僕から望んだ事は無かったが、求められれば性別を問わず肌を重ねた。
一度触れてしまえば、僕は早々にそこを後にする。繰り返す事は怖かった。

やがて快楽を覚え込んだ体を鎮める術を身に付け、次第に忘れられるようになった頃
僕はある街で朴訥とした一人の剣士に出会った。
彼は組む相手を探しているようだった。
平凡という言葉がとても似合う彼の動向が、何故か気になって。
珍しい事に、僕は自分からそっと声を掛けてみた。

彼は裏表の無い人間だった。
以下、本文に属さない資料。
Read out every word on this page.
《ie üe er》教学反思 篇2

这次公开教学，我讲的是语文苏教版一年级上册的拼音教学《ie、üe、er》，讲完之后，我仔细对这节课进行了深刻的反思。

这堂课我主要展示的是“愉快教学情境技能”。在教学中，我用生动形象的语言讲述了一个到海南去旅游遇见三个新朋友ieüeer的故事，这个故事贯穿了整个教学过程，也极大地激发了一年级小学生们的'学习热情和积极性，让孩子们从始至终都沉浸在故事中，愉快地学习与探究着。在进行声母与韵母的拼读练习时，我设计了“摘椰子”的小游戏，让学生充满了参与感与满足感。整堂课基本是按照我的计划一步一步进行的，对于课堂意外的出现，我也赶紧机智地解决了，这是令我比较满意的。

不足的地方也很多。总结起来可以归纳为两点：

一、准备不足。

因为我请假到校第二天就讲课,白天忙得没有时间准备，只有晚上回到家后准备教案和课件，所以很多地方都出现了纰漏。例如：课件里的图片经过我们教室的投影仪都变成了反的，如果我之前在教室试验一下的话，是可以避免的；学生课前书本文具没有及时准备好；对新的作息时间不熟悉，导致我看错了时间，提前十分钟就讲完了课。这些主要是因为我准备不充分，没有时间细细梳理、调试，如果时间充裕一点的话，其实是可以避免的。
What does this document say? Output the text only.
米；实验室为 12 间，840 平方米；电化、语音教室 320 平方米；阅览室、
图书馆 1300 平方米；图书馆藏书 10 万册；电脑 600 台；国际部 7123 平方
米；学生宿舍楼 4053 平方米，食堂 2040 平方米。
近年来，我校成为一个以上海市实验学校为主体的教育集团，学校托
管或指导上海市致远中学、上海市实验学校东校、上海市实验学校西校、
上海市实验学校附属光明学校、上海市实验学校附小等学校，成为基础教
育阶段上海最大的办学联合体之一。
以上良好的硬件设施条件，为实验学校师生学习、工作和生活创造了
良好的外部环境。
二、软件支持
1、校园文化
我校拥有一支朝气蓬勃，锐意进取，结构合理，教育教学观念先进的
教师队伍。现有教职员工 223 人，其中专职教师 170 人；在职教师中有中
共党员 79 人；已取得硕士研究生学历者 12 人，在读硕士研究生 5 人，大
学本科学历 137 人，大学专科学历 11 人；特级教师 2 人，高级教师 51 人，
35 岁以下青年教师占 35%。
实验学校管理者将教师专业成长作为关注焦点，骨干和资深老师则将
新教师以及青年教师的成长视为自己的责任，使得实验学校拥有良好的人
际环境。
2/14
おそらくはその性癖も心根と同じように健全なのだろう。
旅そのものは決して楽な方ではなかったが
自分を必要以上に飾らない彼の実直さは、荒んだ僕の心に安らぎを与えた。
次第に彼の傍らに居る事に執着し始めた僕は
些細な事から払拭出来ていると思っていた自分の傷を再認識し
結果自棄を起こして、彼を誘った。
それでも彼は自分を見失う事も無く、その後も何も変わらなかった。
その態度に自分から誘っておきながら、酷く安堵したのを覚えている。
レベルや技能ではない、彼は心そのものが強いのだろうと思った。

以来、僕は彼の側に在り続けた。
いつになるかは解らないが、全てを打ち明けられる時が来たら
その時は、僕ももう少し変われるのかも知れない。
そう考えながら、今日も僕は彼と旅を続けていくのだ。